- VHS cover
- Genre: Comedy
- Teleplay by: Robert King
- Story by: Paul Wolff; Robert King;
- Directed by: Robert King
- Starring: Kevin Nealon; Zachery Ty Bryan; Jessica Steen; Rashaan H. Nall; Kurt Fuller; Bill Nye; Carlos Jacott;
- Music by: Mark Mothersbaugh
- Country of origin: United States
- Original language: English

Production
- Executive producers: Craig Zadan; Neil Meron;
- Producer: Fitch Cady
- Cinematography: Philip Linzey
- Editor: Bonnie Koehler
- Running time: 96 minutes
- Production companies: Storyline Entertainment; Walt Disney Television;

Original release
- Network: ABC
- Release: January 4, 1998

= Principal Takes a Holiday =

1998 television film directed by Robert King

Principal Takes a Holiday is a 1998 American comedy television film written and directed by Robert King, based on a story by King and Paul Wolff. It stars Kevin Nealon, Zachery Ty Bryan and Jessica Steen, and aired on ABC on January 4, 1998, as an episode of The Wonderful World of Disney anthology series.

==Plot==
John Scaduto, a troublesome high school senior, makes a deal with his parents that he will not get into any more trouble until he graduates to receive a $10,000 gift from his grandma. However, when his principal Frank Hockenberry is involved in an accident in a prank that he planned, he finds a homeless man named Franklin Fitz to act as the acting principal to keep his parents and every one else none the wiser. While acting as principal, Franklin falls for Celia Shine, a fellow teacher.

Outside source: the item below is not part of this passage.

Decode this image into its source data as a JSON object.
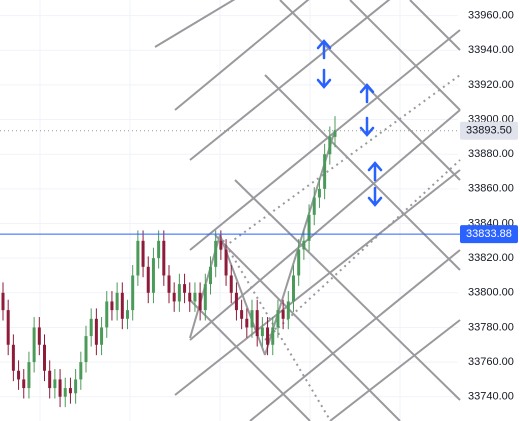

Meanwhile, new student Peter Heath gets involved with John's plan in order for John to help him get a date with his crush Roxanne.

==Cast==
- Kevin Nealon as Franklin Fitz
- Zachery Ty Bryan as John Scaduto
- Jessica Steen as Celia Shine
- Rashaan H. Nall as Peter Heath
- Kurt Fuller as Frank Hockenberry
- Ellie Harvie as Miss W. Fassle
- Laurie Murdoch as Vice Principal Ralph Calder
- Emmanuelle Chriqui as Roxanne
- Bill Nye as Science Teacher
- Carlos Jacott as Oliver
- Walter Marsh as Dr. Vernon Baxter

==Home media==
The film was released on VHS on August 15, 2000.